Areas that are breeding mosquitoes will be identified and eliminated, if possible. The inspector will also provide you with an informational pamphlet about mosquitoes and ways for homeowners to control mosquitoes on their property. If adult mosquitoes are found active during the visit the inspector can treat the area and give you information on ways that you can control any further problems.
You will need to be present and sign a consent form before any treatments occur. This treatment service is for one application between May and October.
To learn where nighttime mosquito spraying will occur, call (757) 385-1590 (updated daily at 3 p.m.) or check the mosquito spraying map.
Mosquitos have four stages in their life cycle: egg, larva, pupa, and adult. The first three stages occur in water, which is why managing or treating stagnant water is so important in controlling the mosquito population.
Mosquitos breed in tree holes and artificial containers (like buckets, flowerpots, bird baths, clogged rain gutters, uncovered boats, and unchlorinated pools) that catch and hold water for over one week.
The Mosquito Control Bureau performs different types of proactive and reactive maintenance over the course of the year: testing, adulticiding, ditch maintenance, and larviciding.
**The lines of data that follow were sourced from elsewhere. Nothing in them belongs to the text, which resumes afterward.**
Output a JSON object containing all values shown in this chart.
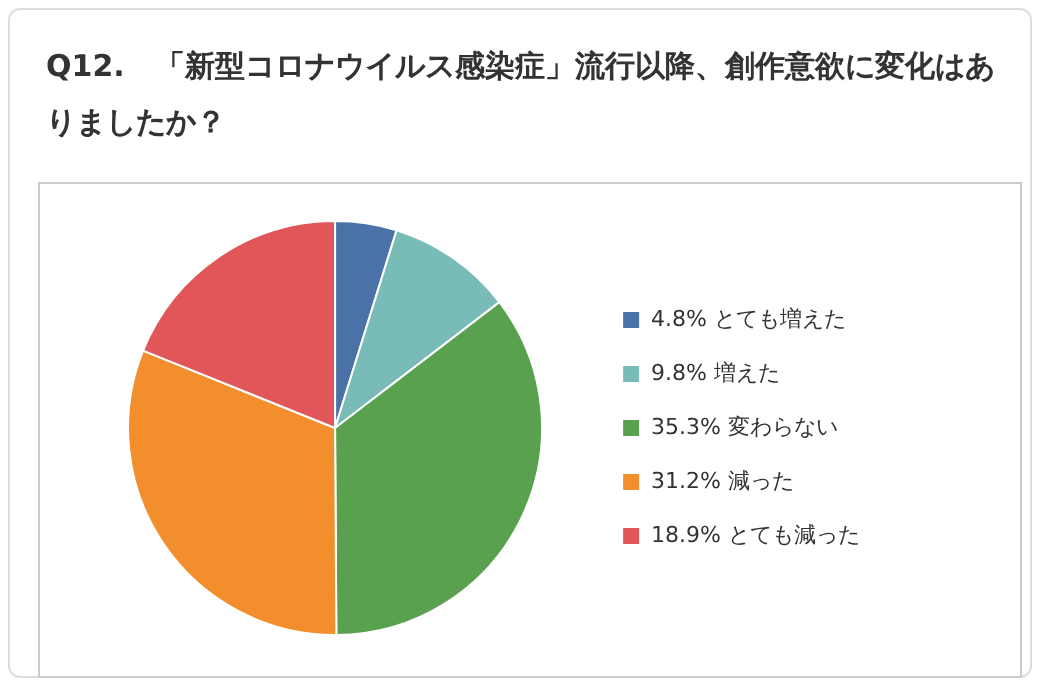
{
  "chart_data": {
    "type": "pie",
    "title": "Q12.　「新型コロナウイルス感染症」流行以降、創作意欲に変化はありましたか？",
    "categories": [
      "とても増えた",
      "増えた",
      "変わらない",
      "減った",
      "とても減った"
    ],
    "values": [
      4.8,
      9.8,
      35.3,
      31.2,
      18.9
    ],
    "value_labels": [
      "4.8%",
      "9.8%",
      "35.3%",
      "31.2%",
      "18.9%"
    ],
    "colors": [
      "#4a72a6",
      "#78bbb7",
      "#59a14f",
      "#f28e2b",
      "#e15759"
    ],
    "legend": "right"
  }
}
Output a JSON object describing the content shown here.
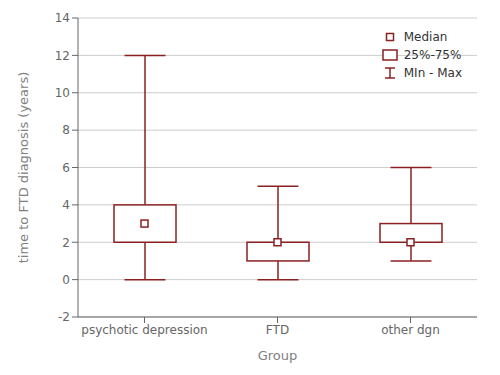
{
  "chart_data": {
    "type": "box",
    "categories": [
      "psychotic depression",
      "FTD",
      "other dgn"
    ],
    "boxes": [
      {
        "min": 0,
        "q1": 2,
        "median": 3,
        "q3": 4,
        "max": 12
      },
      {
        "min": 0,
        "q1": 1,
        "median": 2,
        "q3": 2,
        "max": 5
      },
      {
        "min": 1,
        "q1": 2,
        "median": 2,
        "q3": 3,
        "max": 6
      }
    ],
    "color": "#8B2020",
    "xlabel": "Group",
    "ylabel": "time to FTD diagnosis  (years)",
    "ylim": [
      -2,
      14
    ],
    "yticks": [
      -2,
      0,
      2,
      4,
      6,
      8,
      10,
      12,
      14
    ],
    "grid": true,
    "legend": "upper right",
    "legend_labels": [
      "Median",
      "25%-75%",
      "MIn - Max"
    ]
  }
}
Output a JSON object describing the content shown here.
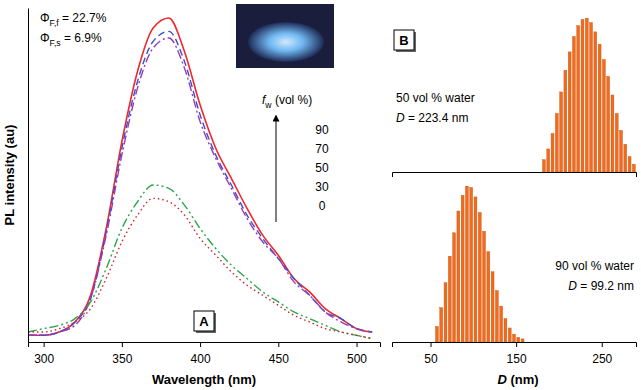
{
  "chart_data": [
    {
      "type": "line",
      "title": "A",
      "x_label": "Wavelength (nm)",
      "y_label": "PL intensity (au)",
      "x": [
        290,
        300,
        310,
        320,
        330,
        340,
        350,
        360,
        370,
        380,
        390,
        400,
        410,
        420,
        430,
        440,
        450,
        460,
        470,
        480,
        490,
        500,
        510
      ],
      "xlim": [
        290,
        515
      ],
      "xticks": [
        300,
        350,
        400,
        450,
        500
      ],
      "ylim": [
        0,
        1
      ],
      "tick_labels": "x",
      "legend": "right",
      "legend_title": {
        "main": "f",
        "sub": "w",
        "text": " (vol %)"
      },
      "annotations": [
        {
          "main": "Φ",
          "sub": "F,f",
          "text": " = 22.7%"
        },
        {
          "main": "Φ",
          "sub": "F,s",
          "text": " =  6.9%"
        }
      ],
      "series": [
        {
          "name": "90",
          "color": "#f0282d",
          "line_style": "solid",
          "values": [
            0.02,
            0.02,
            0.03,
            0.06,
            0.14,
            0.34,
            0.6,
            0.81,
            0.94,
            0.97,
            0.87,
            0.71,
            0.58,
            0.49,
            0.4,
            0.32,
            0.26,
            0.19,
            0.15,
            0.1,
            0.07,
            0.04,
            0.03
          ]
        },
        {
          "name": "70",
          "color": "#3a4fd0",
          "line_style": "dashed",
          "values": [
            0.02,
            0.02,
            0.03,
            0.06,
            0.13,
            0.33,
            0.58,
            0.78,
            0.9,
            0.93,
            0.84,
            0.68,
            0.56,
            0.47,
            0.38,
            0.31,
            0.25,
            0.19,
            0.14,
            0.09,
            0.07,
            0.04,
            0.03
          ]
        },
        {
          "name": "50",
          "color": "#9a3bb0",
          "line_style": "dashdot",
          "values": [
            0.02,
            0.02,
            0.03,
            0.05,
            0.13,
            0.32,
            0.56,
            0.76,
            0.88,
            0.91,
            0.82,
            0.66,
            0.55,
            0.46,
            0.37,
            0.3,
            0.25,
            0.18,
            0.14,
            0.09,
            0.06,
            0.04,
            0.03
          ]
        },
        {
          "name": "30",
          "color": "#2aa64a",
          "line_style": "dashdotdot",
          "values": [
            0.03,
            0.04,
            0.05,
            0.07,
            0.12,
            0.22,
            0.34,
            0.42,
            0.47,
            0.46,
            0.41,
            0.34,
            0.28,
            0.23,
            0.19,
            0.15,
            0.12,
            0.09,
            0.07,
            0.05,
            0.03,
            0.02,
            0.01
          ]
        },
        {
          "name": "0",
          "color": "#d4202a",
          "line_style": "dotted",
          "values": [
            0.03,
            0.03,
            0.04,
            0.06,
            0.1,
            0.19,
            0.3,
            0.38,
            0.43,
            0.42,
            0.38,
            0.31,
            0.26,
            0.21,
            0.17,
            0.14,
            0.11,
            0.08,
            0.06,
            0.04,
            0.03,
            0.02,
            0.01
          ]
        }
      ]
    },
    {
      "type": "histogram",
      "title": "B",
      "bins": [
        180,
        185,
        190,
        195,
        200,
        205,
        210,
        215,
        220,
        225,
        230,
        235,
        240,
        245,
        250,
        255,
        260,
        265,
        270,
        275,
        280,
        285,
        290
      ],
      "values": [
        8,
        15,
        25,
        38,
        52,
        66,
        78,
        88,
        95,
        99,
        100,
        97,
        91,
        83,
        73,
        62,
        50,
        38,
        27,
        18,
        10,
        5
      ],
      "color": "#f26a1b",
      "xlim": [
        5,
        290
      ],
      "xticks": [],
      "ylim": [
        0,
        100
      ],
      "tick_labels": false,
      "annotations": [
        "50 vol % water",
        "D = 223.4 nm"
      ]
    },
    {
      "type": "histogram",
      "x_label": "D (nm)",
      "bins": [
        55,
        60,
        65,
        70,
        75,
        80,
        85,
        90,
        95,
        100,
        105,
        110,
        115,
        120,
        125,
        130,
        135,
        140,
        145,
        150,
        155,
        160
      ],
      "values": [
        10,
        22,
        38,
        55,
        70,
        84,
        94,
        100,
        99,
        93,
        83,
        71,
        58,
        45,
        33,
        23,
        15,
        9,
        5,
        3,
        2
      ],
      "color": "#f26a1b",
      "xlim": [
        5,
        290
      ],
      "xticks": [
        50,
        150,
        250
      ],
      "ylim": [
        0,
        100
      ],
      "tick_labels": "x",
      "annotations": [
        "90 vol % water",
        "D = 99.2 nm"
      ]
    }
  ]
}
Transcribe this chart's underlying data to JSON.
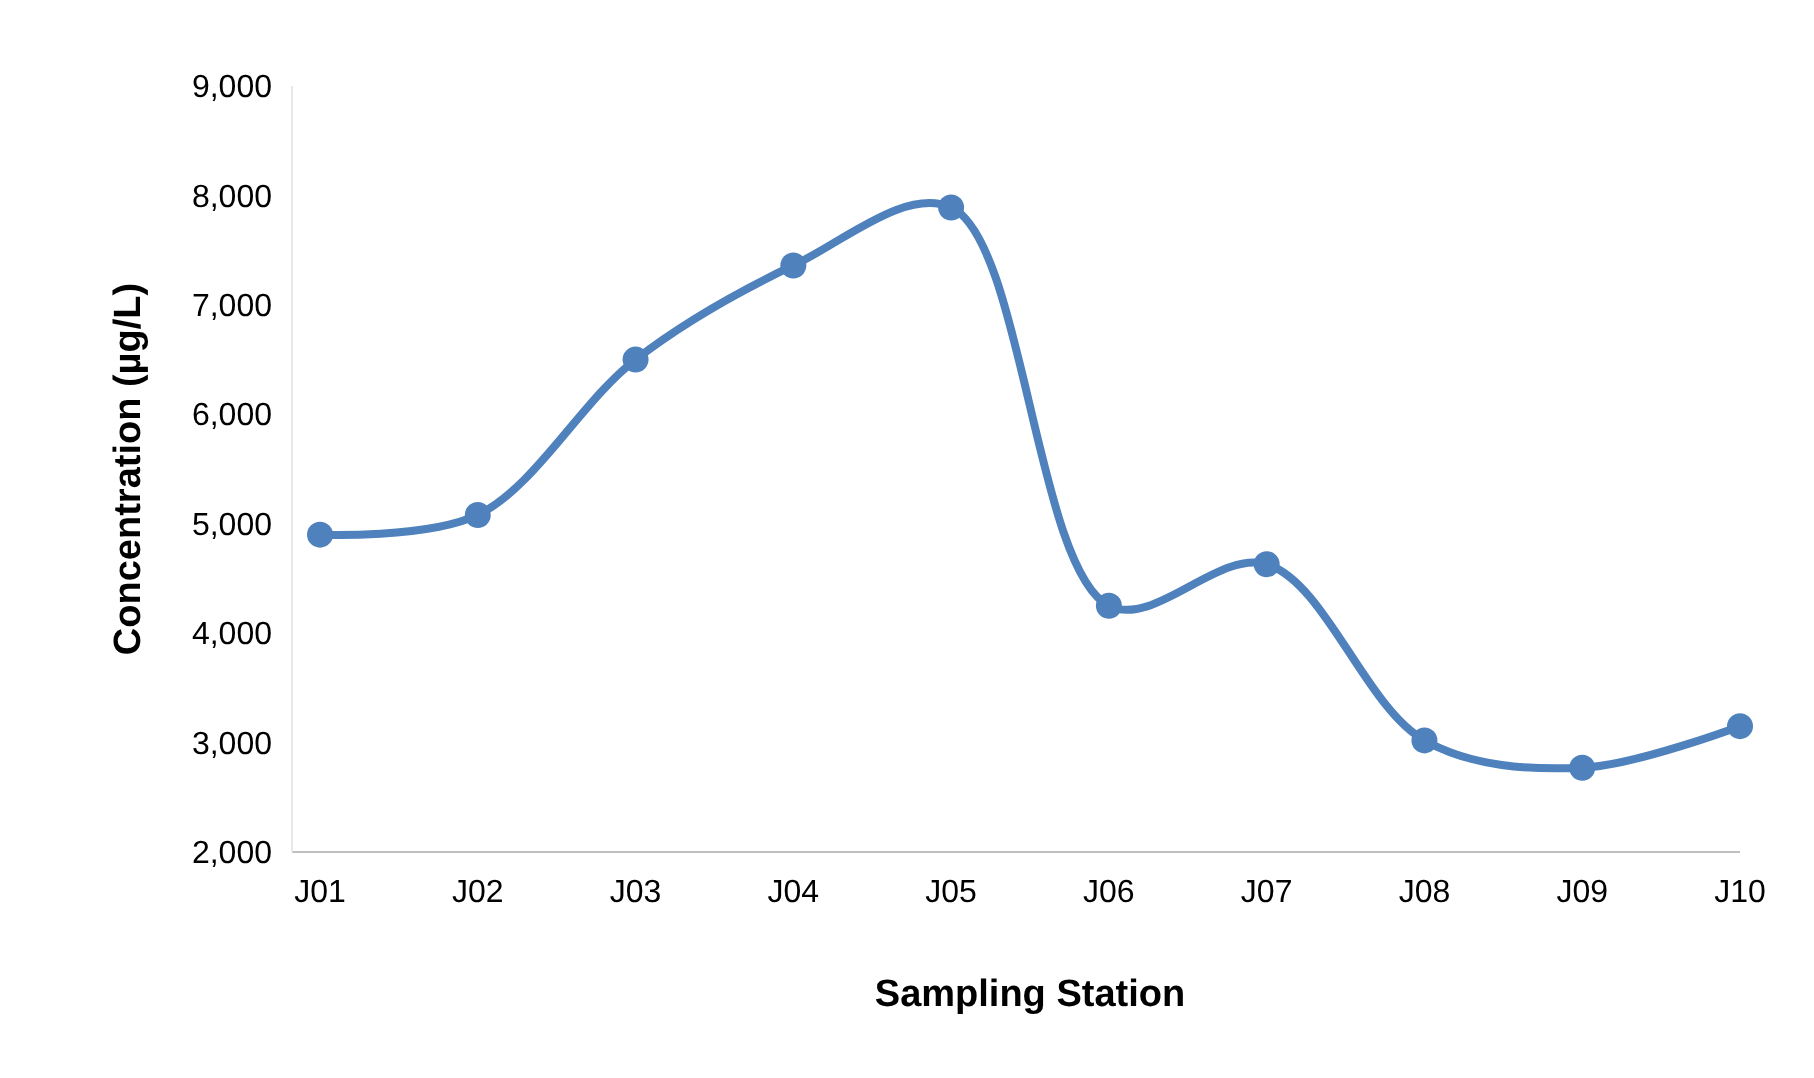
{
  "chart_data": {
    "type": "line",
    "xlabel": "Sampling Station",
    "ylabel": "Concentration (µg/L)",
    "categories": [
      "J01",
      "J02",
      "J03",
      "J04",
      "J05",
      "J06",
      "J07",
      "J08",
      "J09",
      "J10"
    ],
    "series": [
      {
        "color": "#4f81bd",
        "values": [
          4900,
          5080,
          6500,
          7360,
          7890,
          4250,
          4630,
          3020,
          2770,
          3150
        ]
      }
    ],
    "ylim": [
      2000,
      9000
    ],
    "yticks": [
      {
        "value": 2000,
        "label": "2,000"
      },
      {
        "value": 3000,
        "label": "3,000"
      },
      {
        "value": 4000,
        "label": "4,000"
      },
      {
        "value": 5000,
        "label": "5,000"
      },
      {
        "value": 6000,
        "label": "6,000"
      },
      {
        "value": 7000,
        "label": "7,000"
      },
      {
        "value": 8000,
        "label": "8,000"
      },
      {
        "value": 9000,
        "label": "9,000"
      }
    ],
    "marker": "circle",
    "line_style": "solid"
  }
}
The Mosquito Control Bureau tracks adult mosquito populations, tests mosquitoes, and tests sentinel chicken blood for the presence of mosquito-borne diseases.
The most common mosquito-borne diseases found in Virginia include West Nile Virus (WNV), Eastern Equine Encephalitis (EEE), La Crosse Encephalitis, and Saint Louis Encephalitis (SLE).
The information collected from tracking and testing is used to guide the City’s adulticiding efforts.
During times of the year when adult mosquitos are active, the Mosquito Control nighttime crews perform adulticiding which involves applying pesticides from machines mounted on pick-up trucks in areas of the city where there are large populations of adult mosquitos.
Adulticiding is probably the most well-known activity that Mosquito Control performs, however, it is a late-stage effort to control adult mosquitoes that managed to escape prior larviciding (destruction of immature mosquitoes found in standing water) efforts.
Mosquito Control crews treat about 500,000 – 700,000 acres by this method every summer.
From November through April, Mosquito Control crews perform ditch maintenance services to reduce the amount of standing water that mosquitoes use to lays eggs and mature in.
No chemicals are involved in this process and ditch maintenance is considered one of the more permanent forms of mosquito control.
From May through October, Mosquito Control daytime crews perform larviciding, which involves going to known breeding sites throughout the city to treat standing water with chemicals that kill immature mosquito populations before they get the chance to mature, fly, and begin biting.
Mosquito Control crews treat about 1,000 acres of standing water with this method each season.